According to NAN, the presidential aircraft conveying the president and some members of his entourage landed at the Presidential Wing of the Nnamdi Azikiwe International Airport, Abuja at about 1:25 p.m.
While in Niamey, Buhari signed the African Continental Free Trade Area (AfCFTA) agreement, making Nigeria the 53rd state in the continent to append its signature to the document.
The signing of the agreement was the first event at the opening of the summit on the launching of the operational phase of the AfCFTA.
The president had delayed signing the agreement, which entered into force on May 30, 2019.

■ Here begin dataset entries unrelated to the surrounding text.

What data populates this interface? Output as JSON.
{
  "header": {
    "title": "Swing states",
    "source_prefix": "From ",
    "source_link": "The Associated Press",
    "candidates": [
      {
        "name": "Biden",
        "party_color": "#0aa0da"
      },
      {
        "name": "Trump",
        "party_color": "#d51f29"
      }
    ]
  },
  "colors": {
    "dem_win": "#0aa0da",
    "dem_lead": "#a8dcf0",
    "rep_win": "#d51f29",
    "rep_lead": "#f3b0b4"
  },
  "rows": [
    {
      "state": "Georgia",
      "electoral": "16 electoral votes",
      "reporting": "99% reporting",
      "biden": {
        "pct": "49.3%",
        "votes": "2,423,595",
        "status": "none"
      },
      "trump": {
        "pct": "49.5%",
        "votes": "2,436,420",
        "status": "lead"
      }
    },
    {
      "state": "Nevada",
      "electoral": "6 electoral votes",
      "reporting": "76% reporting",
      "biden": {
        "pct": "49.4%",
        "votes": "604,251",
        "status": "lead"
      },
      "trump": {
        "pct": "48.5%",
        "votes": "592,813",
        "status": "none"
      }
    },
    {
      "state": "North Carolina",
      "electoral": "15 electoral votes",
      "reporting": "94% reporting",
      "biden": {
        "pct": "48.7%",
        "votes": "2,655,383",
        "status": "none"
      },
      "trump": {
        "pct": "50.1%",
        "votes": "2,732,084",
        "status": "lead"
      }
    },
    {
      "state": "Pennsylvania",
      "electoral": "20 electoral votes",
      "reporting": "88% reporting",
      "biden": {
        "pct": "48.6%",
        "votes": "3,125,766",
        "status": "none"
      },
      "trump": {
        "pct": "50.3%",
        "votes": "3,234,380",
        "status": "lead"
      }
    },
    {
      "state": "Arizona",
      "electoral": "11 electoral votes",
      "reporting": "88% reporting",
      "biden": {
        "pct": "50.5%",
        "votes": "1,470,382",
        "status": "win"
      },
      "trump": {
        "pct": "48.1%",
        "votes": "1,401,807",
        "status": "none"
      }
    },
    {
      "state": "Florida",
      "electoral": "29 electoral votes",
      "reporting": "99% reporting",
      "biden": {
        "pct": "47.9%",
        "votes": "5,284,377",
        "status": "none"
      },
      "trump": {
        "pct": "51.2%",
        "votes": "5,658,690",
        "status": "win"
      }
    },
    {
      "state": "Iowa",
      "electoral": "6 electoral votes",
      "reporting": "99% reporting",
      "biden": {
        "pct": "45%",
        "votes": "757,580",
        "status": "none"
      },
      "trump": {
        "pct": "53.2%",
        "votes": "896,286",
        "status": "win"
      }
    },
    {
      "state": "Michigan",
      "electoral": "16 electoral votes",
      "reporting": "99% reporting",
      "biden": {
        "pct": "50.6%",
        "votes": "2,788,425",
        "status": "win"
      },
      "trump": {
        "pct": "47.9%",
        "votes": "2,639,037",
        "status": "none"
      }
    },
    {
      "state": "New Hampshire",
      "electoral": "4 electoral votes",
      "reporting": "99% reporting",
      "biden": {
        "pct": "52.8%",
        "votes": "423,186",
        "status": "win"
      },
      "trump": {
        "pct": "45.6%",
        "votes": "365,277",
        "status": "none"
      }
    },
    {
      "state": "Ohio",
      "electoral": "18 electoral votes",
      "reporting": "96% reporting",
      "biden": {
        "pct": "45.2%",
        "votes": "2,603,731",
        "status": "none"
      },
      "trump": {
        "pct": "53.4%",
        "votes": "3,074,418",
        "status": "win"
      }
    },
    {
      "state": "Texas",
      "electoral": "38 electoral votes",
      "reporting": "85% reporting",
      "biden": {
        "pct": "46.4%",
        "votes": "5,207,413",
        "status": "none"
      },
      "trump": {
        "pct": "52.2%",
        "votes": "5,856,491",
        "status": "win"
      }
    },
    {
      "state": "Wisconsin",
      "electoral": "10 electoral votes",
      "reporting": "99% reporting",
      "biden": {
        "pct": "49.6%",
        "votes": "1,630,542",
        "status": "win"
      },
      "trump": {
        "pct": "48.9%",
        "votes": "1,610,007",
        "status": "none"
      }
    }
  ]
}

The delay was to give room for extensive consultations with stakeholders, culminating in the submission of the report by the presidential committee, to assess the impact and readiness of Nigeria to join the free trade area.

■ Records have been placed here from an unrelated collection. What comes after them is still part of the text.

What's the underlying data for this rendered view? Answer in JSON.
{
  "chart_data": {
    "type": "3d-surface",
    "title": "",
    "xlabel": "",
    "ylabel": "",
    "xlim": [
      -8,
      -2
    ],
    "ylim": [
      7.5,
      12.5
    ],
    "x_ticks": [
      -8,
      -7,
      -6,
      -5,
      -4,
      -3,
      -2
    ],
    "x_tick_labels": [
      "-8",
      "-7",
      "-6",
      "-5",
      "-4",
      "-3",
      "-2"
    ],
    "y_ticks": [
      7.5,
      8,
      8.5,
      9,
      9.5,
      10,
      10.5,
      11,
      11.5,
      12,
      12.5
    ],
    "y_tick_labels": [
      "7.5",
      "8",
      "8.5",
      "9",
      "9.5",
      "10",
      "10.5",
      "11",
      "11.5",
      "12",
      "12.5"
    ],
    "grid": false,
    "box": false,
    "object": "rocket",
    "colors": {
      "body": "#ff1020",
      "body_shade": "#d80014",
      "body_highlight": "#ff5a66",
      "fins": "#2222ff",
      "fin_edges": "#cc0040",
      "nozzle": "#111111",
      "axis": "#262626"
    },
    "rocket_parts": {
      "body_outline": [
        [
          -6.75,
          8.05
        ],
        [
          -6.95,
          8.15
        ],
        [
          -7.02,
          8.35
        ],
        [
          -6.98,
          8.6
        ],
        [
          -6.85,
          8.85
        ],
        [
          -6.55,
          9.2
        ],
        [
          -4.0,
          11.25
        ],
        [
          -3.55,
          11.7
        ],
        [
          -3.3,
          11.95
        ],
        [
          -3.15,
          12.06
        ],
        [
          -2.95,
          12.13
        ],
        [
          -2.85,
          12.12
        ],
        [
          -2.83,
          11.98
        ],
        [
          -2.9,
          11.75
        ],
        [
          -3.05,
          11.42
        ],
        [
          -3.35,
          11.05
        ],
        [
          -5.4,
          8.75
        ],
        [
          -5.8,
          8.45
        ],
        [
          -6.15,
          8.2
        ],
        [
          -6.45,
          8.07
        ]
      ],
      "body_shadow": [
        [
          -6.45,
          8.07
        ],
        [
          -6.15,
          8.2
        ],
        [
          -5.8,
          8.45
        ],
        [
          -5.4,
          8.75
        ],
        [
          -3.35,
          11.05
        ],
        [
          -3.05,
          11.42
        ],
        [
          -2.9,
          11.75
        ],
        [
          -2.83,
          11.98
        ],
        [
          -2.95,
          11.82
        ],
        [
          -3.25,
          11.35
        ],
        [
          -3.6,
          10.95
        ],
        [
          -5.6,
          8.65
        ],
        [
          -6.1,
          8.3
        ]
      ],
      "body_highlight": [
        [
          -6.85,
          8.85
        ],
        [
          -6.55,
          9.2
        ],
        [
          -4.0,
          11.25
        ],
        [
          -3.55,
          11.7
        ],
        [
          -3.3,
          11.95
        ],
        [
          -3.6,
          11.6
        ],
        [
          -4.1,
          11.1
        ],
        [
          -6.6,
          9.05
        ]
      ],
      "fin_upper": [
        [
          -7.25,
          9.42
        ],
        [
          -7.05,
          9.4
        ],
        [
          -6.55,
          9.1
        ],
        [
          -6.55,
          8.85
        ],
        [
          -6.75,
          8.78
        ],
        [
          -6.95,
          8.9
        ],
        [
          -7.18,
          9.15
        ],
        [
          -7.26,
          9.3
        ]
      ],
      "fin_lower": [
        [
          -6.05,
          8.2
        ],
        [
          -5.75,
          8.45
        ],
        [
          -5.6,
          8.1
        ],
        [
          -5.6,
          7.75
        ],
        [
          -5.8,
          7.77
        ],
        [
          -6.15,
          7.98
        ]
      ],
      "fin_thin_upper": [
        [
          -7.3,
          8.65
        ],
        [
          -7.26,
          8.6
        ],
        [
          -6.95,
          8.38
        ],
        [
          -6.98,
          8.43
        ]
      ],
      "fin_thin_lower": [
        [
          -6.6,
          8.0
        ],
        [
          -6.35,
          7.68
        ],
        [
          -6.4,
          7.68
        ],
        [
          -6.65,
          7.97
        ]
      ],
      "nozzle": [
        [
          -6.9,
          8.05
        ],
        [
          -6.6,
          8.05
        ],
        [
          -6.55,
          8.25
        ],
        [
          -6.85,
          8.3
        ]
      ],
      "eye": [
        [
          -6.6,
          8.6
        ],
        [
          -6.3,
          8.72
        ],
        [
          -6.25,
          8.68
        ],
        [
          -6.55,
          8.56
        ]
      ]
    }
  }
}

The AfCFTA is expected to be the world’s largest free trade area since the formation of the World Trade Organisation (WTO), with a potential market of 1.2 billion people.
Buhari at the summit met with Dr Mansur Muhtar, Vice- President of the Islamic Development Bank and solicited the support of the bank to address Nigeria’s infrastructure deficit.
According to the president, with the growing population and infrastructure deficit, no amount of money is too much to commit to the revamping of Nigeria’s development challenges.
‘‘We need all the support we can get on infrastructure because the oil will not last forever,’’ says Buhari.
The Nigerian leader also met with the Head of Libya’s Government of National Accord, Fayez Al-Sarraj, and pledged Nigeria’s continued support for Libya’s quest to regain political and security stability.